Ad eccezione della Provincia di Aceh, in cui la shariah è anche codificata come diritto positivo, le corti islamiche hanno minori competenze, e la Costituzione indonesiana prevede anche una Corte Costituzionale per dirimere eventuali controversie. Anche se alcune forze politiche, come la rinata Masyumi, vorrebbero un peso maggiore della legge islamica nell’ordinamento statale, la tendenza è esattamente opposta.
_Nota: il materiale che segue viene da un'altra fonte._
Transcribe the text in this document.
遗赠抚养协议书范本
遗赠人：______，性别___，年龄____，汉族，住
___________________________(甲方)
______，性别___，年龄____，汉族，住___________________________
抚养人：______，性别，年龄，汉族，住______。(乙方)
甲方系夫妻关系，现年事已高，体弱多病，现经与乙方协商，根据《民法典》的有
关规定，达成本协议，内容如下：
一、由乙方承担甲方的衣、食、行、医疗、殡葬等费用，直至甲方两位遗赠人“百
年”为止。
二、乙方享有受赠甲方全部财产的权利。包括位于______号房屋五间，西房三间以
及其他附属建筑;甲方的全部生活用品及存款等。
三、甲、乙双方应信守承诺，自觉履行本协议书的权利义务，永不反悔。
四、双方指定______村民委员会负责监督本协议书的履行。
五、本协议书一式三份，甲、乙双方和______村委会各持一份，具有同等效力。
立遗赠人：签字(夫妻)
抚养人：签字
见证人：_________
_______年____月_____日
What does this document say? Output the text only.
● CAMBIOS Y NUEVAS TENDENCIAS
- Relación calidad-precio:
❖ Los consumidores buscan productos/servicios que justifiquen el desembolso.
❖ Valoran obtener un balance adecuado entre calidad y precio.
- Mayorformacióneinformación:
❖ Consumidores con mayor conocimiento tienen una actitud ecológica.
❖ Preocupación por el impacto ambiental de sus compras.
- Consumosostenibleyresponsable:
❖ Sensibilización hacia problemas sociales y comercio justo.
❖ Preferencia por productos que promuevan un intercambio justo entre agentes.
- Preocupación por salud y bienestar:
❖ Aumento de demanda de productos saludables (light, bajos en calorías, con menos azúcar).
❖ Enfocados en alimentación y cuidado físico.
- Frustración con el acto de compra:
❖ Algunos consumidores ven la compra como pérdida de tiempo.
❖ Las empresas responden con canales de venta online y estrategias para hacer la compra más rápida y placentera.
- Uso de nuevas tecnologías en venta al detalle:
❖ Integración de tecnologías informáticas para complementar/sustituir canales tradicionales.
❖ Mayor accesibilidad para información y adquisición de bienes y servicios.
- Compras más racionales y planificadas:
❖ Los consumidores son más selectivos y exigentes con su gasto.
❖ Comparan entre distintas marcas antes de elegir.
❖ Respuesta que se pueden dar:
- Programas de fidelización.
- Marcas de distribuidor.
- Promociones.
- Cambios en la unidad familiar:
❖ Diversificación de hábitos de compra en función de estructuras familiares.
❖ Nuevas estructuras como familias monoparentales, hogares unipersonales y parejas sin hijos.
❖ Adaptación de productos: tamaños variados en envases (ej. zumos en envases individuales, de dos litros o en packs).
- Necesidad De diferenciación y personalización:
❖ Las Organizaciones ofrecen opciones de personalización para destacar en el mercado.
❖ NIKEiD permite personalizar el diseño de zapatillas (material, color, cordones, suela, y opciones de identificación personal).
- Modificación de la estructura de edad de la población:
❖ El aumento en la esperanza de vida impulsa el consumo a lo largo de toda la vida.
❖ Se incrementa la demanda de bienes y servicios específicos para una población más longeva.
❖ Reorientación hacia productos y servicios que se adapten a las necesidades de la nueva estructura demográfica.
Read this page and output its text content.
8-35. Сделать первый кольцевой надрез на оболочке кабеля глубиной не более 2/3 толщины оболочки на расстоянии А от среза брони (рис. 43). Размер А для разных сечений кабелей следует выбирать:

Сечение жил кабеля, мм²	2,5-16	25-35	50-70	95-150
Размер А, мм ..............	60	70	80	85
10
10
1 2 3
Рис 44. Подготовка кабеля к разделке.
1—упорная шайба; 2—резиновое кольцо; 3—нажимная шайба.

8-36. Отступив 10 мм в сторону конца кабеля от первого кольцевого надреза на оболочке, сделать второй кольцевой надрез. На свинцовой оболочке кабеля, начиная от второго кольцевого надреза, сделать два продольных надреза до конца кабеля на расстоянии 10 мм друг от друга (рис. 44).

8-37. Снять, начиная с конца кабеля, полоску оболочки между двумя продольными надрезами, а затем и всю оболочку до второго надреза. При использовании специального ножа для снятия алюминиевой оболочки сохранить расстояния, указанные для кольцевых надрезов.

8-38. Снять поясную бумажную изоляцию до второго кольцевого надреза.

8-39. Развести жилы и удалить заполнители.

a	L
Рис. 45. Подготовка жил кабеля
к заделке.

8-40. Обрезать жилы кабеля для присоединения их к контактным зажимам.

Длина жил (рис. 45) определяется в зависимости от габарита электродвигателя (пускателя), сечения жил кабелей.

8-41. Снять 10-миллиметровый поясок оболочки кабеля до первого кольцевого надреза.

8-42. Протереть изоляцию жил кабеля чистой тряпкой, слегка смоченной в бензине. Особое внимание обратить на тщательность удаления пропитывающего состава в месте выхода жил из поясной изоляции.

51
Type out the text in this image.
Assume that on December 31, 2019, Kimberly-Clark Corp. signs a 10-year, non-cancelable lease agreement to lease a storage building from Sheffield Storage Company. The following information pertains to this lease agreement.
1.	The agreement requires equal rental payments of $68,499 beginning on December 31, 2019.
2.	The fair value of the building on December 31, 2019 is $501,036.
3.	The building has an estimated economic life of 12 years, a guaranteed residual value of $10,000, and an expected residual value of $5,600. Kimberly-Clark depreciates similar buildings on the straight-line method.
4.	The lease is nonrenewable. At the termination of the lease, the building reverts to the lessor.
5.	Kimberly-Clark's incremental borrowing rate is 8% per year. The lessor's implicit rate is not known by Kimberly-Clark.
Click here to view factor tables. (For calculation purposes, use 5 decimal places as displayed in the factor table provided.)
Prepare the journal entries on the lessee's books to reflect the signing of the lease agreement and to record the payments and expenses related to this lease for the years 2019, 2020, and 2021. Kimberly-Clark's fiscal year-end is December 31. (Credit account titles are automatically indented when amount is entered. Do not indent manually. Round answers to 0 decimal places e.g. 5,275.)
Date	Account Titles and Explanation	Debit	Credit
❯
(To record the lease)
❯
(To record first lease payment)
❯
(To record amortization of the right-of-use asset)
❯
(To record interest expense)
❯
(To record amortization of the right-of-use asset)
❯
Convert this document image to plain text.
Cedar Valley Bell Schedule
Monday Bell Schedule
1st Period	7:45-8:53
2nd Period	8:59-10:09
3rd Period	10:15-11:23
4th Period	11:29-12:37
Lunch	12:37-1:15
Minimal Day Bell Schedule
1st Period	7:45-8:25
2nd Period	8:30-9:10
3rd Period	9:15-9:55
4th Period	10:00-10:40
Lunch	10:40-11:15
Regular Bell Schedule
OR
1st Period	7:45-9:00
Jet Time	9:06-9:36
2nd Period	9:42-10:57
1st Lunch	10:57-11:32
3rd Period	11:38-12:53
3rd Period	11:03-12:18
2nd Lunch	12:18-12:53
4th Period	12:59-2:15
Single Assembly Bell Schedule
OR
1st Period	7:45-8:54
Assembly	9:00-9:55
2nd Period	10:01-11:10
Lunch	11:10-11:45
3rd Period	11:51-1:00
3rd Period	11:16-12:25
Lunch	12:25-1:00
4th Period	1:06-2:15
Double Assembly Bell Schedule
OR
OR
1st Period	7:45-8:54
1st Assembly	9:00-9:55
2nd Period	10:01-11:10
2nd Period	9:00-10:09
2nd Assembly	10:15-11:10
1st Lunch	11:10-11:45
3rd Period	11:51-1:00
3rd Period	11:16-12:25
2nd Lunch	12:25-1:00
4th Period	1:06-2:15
La Malesia si posiziona in aperto contrasto con alcuni diritti fondamentali, come quello religioso, che prevede la libertà di cambiare la propria religione senza conseguenze civili o penali; sebbene questo sia vero, la Malesia riflette un sistema giuridico che si è consolidato dopo l’indipendenza dal Regno Unito, e che deriva da un discorso identitario in cui la religione svolge un ruolo pratico e non solamente teorico. Da questo punto di vista, il Paese asiatico si pone come un modello imitabile da altre nazioni con una storia e un assetto simili; la guida dei Paesi islamici asiatici sembra essere un obiettivo o un auspicio implicito di un sistema giuridico che conferisce alla legge islamica un peso esplicito nell’arena pubblica.

Di Salvatore Puleio

Salvatore Puleio è analista e ricercatore nell'area 'Terrorismo Nazionale e Internazionale' presso il Centro Studi Criminalità e Giustizia ETS di Padova, un think tank italiano dedicato agli studi sulla criminalità, la sicurezza e la ricerca storica. Per la rubrica Mosaico Internazionale, nel Giornale dell’Umbria (giornale regionale online) e Porta Portese (giornale regionale online) ha scritto 'Modernità ed Islam in Indonesia – Un rapporto Conflittuale' e 'Il Salafismo e la ricerca della ‘Purezza’ – Un Separatismo Latente'. Collabora anche con ‘Fatti per la Storia’, una rivista storica online; tra le pubblicazioni, 'La sacra Rota Romana, il tribunale più celebre della storia' e 'Bernardo da Chiaravalle: monaco, maestro e costruttore di civiltà'. Nel 2024 ha creato e gestisce la rivista storica informale online, ‘Islam e Dintorni’, dedicata alla storia dell'Islam e ai temi correlati. (i.e. storia dell'Indonesia, terrorismo, ecc.). Nel 2025 ha iniziato a colloborare con la testata online 'Rights Reporter', per la quale scrive articoli e analisi sull'Islam, la shariah e i diritti umani.